Tra depistaggi, ostruzionismo burocratico e la voglia matta dei militari americani di menare le mani contro i russi, con in più il carico di una tensione adrenalinica alle stelle tra errori e giornalisti a caccia di scoops Thirteen days è la lunghissima storia di quei tredici giorni che potevano diventare gli ultimi della storia del nostro mondo così come lo conosciamo.

Più rivolto a raccontare i Kennedy con tanto di fedeltà di ricostruzione alla loro vita e all'epoca, il film soffre di tre grandi ambiguità che ne limitano l'efficacia narrativa e la gradevolezza. Se da un certo punto di vista, infatti, è difficile trasformare in thriller una storia conosciuta, dall'altro ci sarebbe stato da attendersi una pellicola che raccontasse entrambi i fronti della crisi. Sfugge quindi il motivo che ha portato alla realizzazione di questo film.
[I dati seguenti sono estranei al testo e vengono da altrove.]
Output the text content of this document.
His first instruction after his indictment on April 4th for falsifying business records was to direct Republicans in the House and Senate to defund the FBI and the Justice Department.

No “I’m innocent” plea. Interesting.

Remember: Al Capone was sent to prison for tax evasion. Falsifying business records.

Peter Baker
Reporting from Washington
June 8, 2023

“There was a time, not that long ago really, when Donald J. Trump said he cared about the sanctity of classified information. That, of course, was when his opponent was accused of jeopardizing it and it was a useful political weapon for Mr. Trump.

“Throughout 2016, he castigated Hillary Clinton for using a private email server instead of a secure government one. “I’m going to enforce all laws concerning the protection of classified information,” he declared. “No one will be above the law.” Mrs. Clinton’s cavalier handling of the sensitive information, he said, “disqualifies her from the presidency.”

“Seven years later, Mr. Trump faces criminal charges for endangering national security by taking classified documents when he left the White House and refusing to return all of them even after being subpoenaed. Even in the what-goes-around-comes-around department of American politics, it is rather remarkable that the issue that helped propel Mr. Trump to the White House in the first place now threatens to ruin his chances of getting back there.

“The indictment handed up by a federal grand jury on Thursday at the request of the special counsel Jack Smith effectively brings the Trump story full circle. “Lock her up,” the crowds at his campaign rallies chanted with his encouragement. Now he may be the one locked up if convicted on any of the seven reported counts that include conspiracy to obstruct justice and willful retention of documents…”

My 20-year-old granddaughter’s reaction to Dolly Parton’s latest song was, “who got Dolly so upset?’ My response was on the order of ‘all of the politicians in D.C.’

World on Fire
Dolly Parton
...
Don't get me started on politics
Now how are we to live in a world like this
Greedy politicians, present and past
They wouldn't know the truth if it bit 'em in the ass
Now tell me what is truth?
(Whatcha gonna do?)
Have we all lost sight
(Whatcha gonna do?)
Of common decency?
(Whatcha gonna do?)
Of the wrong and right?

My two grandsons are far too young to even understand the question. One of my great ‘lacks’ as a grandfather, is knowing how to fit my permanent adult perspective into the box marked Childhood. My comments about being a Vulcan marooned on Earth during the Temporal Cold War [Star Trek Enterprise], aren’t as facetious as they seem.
Thirteen days è una (giusta) celebrazione della determinazione dei Kennedy, ma anche una pellicola incompleta che non è documentario, né film di tensione o tantomeno apologo politico. Un ibrido con randomici passaggi dal colore al bianco e nero e un insopportabile Kevin Costner che si ricorda di essere un padre di famiglia solo quando il mondo è sull'orlo di un precipizio. Non brutto, ma certamente lungo e a tratti molto noioso. Le cose buone, infatti, restano sommerse da una paccottiglia forse inspiegabile.